Newsletter Mai 2013

Initiative „Neue Zielmärkte“ zieht Bilanz

istock-000013173651medium.jpgMit der Außenwirtschaftsoffensive Initiative „Neue Zielmärkte“ sollten die Außenwirtschaftspolitik der Bundesregierung und ihr Instrumentarium 2010 neu ausgerichtet werden. Weil sich die weltwirtschaftlichen Gewichte verschieben, erfolgte eine akzentuierte regionale Schwerpunktsetzung. Diese führt hin zu aufstrebenden Ländern und Regionen mit ungenutztem Potential, die außerhalb der Europäischen Union liegen. Jetzt zog Bundeswirtschaftminister Philipp Rösler eine erste Zwischenbilanz.
Als die Initiative "Neue Zielmärkte" 2010 vorgestellt wurde, war das Ziel, Länder ins Blickfeld von Wirtschaft und Politik zu rücken, die, anders als die sog. BRIC-Staaten Brasilien, Russland, Indien, China, weniger Aufmerksamkeit erfuhren. Die Auswahl der Länder Algerien, Chile, Ghana, Indonesien, Kolumbien, Malaysia, Mexiko, Peru, Thailand und Vietnam beruhte auf transparenten Kriterien.

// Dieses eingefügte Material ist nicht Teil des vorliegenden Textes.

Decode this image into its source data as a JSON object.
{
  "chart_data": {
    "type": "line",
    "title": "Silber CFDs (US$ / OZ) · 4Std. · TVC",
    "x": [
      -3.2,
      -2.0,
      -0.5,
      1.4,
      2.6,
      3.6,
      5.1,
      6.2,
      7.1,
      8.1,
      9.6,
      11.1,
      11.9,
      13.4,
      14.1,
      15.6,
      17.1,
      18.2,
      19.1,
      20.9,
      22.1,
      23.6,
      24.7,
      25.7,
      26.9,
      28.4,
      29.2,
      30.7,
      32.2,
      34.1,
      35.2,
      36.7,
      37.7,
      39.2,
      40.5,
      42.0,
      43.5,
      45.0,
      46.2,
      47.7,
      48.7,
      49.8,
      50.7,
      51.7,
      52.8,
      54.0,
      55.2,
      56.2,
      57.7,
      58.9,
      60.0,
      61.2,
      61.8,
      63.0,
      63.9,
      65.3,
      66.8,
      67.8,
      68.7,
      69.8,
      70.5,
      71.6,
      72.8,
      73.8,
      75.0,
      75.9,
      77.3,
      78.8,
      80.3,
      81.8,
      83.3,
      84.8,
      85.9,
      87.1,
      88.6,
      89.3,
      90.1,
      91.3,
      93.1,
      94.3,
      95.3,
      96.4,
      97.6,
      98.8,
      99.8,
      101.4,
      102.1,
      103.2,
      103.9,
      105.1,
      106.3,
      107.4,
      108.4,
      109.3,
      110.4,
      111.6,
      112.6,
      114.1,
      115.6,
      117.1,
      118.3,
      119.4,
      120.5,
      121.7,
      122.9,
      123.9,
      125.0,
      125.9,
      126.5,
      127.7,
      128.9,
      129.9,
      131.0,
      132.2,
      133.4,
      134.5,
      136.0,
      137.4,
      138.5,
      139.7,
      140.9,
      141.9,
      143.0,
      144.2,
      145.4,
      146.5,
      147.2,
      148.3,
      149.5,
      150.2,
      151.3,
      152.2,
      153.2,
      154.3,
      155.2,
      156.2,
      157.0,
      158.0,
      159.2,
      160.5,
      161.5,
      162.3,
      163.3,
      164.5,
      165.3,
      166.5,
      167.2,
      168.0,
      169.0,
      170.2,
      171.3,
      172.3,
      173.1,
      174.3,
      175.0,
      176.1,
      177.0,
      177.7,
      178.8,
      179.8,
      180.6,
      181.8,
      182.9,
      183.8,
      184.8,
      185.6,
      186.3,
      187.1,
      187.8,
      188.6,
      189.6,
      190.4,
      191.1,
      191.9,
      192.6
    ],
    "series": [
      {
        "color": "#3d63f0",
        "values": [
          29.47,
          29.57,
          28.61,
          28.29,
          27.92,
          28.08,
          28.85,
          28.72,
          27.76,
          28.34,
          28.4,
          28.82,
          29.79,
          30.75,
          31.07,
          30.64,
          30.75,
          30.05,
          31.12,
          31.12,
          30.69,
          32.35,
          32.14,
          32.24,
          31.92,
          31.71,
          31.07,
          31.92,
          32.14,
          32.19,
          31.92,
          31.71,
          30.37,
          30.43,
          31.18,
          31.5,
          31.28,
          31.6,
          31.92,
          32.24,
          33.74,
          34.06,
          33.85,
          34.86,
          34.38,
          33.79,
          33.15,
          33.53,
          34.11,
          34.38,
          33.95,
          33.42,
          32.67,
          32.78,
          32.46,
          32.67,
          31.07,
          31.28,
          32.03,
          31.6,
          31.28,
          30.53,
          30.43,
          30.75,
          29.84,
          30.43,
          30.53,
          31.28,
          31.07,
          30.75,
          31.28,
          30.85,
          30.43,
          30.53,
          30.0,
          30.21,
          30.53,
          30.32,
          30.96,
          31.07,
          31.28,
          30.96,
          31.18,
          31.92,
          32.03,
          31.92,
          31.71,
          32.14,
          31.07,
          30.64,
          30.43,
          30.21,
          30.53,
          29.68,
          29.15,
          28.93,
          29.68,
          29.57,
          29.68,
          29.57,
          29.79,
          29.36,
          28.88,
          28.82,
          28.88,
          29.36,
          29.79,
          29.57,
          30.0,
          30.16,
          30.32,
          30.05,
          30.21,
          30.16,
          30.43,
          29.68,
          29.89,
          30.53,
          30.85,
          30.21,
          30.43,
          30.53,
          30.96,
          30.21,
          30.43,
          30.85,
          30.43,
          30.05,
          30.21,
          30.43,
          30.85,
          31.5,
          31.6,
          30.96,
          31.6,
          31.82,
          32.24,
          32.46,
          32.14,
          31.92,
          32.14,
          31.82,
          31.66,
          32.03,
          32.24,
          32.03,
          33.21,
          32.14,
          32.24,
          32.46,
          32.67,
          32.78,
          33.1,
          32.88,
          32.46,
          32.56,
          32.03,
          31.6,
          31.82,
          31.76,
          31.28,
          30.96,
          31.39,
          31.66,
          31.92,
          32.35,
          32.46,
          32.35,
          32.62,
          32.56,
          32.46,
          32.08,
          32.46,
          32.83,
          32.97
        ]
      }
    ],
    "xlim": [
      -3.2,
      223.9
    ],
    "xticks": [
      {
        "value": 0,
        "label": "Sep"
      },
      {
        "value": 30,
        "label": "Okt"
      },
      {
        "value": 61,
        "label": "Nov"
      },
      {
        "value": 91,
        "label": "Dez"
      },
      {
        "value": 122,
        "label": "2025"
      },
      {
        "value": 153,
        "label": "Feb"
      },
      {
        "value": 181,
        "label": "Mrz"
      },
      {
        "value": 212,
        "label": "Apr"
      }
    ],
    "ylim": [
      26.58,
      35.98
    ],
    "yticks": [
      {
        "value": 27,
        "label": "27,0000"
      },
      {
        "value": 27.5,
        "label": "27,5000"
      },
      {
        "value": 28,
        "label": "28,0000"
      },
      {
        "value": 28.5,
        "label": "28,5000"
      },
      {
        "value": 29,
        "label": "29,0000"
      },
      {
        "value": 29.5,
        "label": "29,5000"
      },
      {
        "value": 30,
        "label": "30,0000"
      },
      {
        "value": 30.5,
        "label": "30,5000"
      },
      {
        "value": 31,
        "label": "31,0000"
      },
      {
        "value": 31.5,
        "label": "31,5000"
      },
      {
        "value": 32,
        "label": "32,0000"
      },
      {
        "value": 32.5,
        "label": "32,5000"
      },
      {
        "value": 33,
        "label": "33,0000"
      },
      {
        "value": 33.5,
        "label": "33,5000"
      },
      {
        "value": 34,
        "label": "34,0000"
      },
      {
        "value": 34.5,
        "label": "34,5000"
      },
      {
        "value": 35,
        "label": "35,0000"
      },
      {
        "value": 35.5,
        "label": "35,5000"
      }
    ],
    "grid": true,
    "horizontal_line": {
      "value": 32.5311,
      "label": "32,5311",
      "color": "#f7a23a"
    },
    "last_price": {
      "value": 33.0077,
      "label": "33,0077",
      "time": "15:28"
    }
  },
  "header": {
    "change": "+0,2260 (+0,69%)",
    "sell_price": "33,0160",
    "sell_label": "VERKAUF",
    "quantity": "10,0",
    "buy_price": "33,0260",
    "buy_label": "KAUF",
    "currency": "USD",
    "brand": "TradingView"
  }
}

Dazu zählten Marktgröße, Investitionspotential, Exportdynamik und Exportanteil. Die Bereitstellung geeigneter außenwirtschaftspolitischer Instrumente war als Flankierung fester Programmbestandteil. Die Dauer des Projekts war zunächst bis zum Ende der Legislaturperiode 2013 veranschlagt, angesprochen werden sollten im Besonderen innovative kleine und mittlere Unternehmen. Bettina Kertscher, Geschäftsführerin des Kommunikationsdienstleisters Fix International in Hamburg: „Der Schritt ins Ausland, besonders über europäische Ländergrenzen hinaus, kann für Mittelständler erhebliche Unsicherheiten bedeuten und  ist mit wirtschaftlichen Risiken verbunden. Zugleich sind deutsche Mittelständler mit innovativen Produkten häufig als hidden champions, als globale Marktführer, in ihrem Marktsegment erfolgreich. Deswegen sind die Instrumente, die die Internationalisierung von kleinen und mittleren Unternehmen durch die Bundesregierung fördern, für viele unserer Kunden bereits sehr hilfreich gewesen.“ Zu den Maßnahmen der Initiative "Neue Zielmärkte" zählten Reisen und Veranstaltungen mit Vertretern der deutschen Wirtschaft. Auch die gezielte Wahrnehmung von hochrangigen Delegationsbesuchen aus diesen Ländern in Deutschland gehörte dazu. Informationen über Exportchancen in diese Länder mithilfe der Auslandshandelskammern und gezielte Informationspolitik durch das Bundeswirtschaftsministerium zu den Möglichkeiten der Absicherung durch die Instrumente der Außenwirtschaftsförderung waren ein weiteres Element.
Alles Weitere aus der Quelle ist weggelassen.